Detective Carrie Blass is a cop in a crisis. She's got a bad reputation and been pegged as a menace to the force by her superiors. She's got one last chance - to track down a serial killer who strikes only at night leaving his victims drained of blood. Carrie is attacked whilst acting as a decoy and realises that she has become the latest victim of a modern day vampire. Increasingly possessed by supernatural power, Carrie faces a dark future. She knows there can be no freedom from the vampire's spell, unless she can turn the forces of evil against him.

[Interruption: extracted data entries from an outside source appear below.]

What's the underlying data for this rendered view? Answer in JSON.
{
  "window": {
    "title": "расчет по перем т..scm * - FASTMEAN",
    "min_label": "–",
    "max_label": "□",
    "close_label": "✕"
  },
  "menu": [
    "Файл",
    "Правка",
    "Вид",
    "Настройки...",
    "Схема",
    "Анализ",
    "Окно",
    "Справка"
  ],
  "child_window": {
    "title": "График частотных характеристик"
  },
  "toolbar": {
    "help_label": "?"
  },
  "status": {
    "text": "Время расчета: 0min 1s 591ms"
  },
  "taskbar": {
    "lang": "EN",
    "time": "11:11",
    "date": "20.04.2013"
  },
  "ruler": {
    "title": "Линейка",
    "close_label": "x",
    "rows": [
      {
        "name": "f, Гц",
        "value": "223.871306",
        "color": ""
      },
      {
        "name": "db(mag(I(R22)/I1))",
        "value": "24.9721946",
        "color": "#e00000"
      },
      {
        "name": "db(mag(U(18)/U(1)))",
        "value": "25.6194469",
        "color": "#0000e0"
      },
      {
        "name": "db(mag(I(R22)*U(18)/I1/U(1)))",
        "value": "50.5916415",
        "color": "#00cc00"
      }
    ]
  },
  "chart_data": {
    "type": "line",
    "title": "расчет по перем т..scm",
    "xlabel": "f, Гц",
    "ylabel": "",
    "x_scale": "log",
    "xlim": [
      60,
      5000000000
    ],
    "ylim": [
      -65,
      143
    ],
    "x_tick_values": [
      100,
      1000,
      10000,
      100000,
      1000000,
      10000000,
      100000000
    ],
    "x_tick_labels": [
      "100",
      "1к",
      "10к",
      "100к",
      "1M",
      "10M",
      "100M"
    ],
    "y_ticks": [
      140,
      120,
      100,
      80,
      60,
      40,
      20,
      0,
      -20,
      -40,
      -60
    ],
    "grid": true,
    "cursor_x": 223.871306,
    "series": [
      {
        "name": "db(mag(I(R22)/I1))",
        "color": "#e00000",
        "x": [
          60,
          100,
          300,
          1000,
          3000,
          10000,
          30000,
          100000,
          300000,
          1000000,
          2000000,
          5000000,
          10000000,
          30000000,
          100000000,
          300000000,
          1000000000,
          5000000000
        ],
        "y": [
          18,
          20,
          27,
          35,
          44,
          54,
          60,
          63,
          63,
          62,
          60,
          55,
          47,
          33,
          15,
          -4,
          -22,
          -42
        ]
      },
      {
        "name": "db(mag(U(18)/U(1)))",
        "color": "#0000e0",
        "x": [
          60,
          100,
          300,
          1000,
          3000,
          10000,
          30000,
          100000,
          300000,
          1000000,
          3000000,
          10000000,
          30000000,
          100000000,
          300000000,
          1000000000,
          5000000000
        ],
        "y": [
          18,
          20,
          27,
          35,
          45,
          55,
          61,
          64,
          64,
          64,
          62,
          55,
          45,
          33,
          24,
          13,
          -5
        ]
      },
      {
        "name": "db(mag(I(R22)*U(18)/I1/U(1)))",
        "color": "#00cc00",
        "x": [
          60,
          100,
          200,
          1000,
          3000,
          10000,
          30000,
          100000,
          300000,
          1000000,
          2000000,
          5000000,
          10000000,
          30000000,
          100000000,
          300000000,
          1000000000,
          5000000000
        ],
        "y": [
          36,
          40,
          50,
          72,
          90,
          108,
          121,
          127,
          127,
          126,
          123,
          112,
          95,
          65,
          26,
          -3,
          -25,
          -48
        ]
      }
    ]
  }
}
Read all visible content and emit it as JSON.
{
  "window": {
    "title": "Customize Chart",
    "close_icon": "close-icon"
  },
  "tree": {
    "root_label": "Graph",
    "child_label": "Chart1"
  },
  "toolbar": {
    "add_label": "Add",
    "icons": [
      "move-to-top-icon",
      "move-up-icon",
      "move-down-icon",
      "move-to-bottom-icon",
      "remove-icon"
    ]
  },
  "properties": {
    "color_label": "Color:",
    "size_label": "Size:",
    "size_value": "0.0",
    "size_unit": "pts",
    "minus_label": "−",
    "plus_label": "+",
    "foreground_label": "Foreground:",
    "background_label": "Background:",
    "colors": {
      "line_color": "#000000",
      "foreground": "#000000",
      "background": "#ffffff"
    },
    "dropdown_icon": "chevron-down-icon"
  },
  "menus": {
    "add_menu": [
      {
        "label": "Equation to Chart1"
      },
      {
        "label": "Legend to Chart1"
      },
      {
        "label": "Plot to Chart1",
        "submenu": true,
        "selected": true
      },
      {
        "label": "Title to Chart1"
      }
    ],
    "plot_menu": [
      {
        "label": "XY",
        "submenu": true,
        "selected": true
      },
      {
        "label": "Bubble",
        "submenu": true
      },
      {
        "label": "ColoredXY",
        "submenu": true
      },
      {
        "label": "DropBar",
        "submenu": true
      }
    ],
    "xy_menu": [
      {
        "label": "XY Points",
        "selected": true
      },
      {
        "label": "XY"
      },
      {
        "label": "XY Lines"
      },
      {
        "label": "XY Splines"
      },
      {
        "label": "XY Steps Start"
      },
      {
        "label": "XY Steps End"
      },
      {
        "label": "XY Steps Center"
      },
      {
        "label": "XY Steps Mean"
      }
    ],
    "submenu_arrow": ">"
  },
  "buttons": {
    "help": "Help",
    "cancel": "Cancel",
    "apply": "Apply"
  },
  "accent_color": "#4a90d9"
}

Although it starts with a very violent and gory sequence that manages to shock with some great special effects, this modern vampire tale soon gets bogged down in the usual cop HQ, interviewing victims, stressed out policewoman at home plot devices. Because so much of this is more than familiar the minimal 81-minute running time feels much longer...always a bad sign. There is some good dialogue and a few neat ideas/images. The vampire sleeps in a body bag and keeps his fridge stocked full with bottles of blood and nothing else! The problem with many American horror films in recent years is that they are set in the present day and are full of middle-aged producers' ideas of todays youth. Thus, instead of a sinister and creepy killer we have a vampire with long blonde hair that looks like he probably loves Bon Jovi. Michelle Owens as the vampire cop Carrie is actually quite good in a difficult role, but the material works against her - especially towards the end when she resorts to chasing around her apartment attempting to eat her pet cat! Vampire Cop is not a bad film, it's just no better than dozens of other similar videos you can find filling your video stockist's shelves.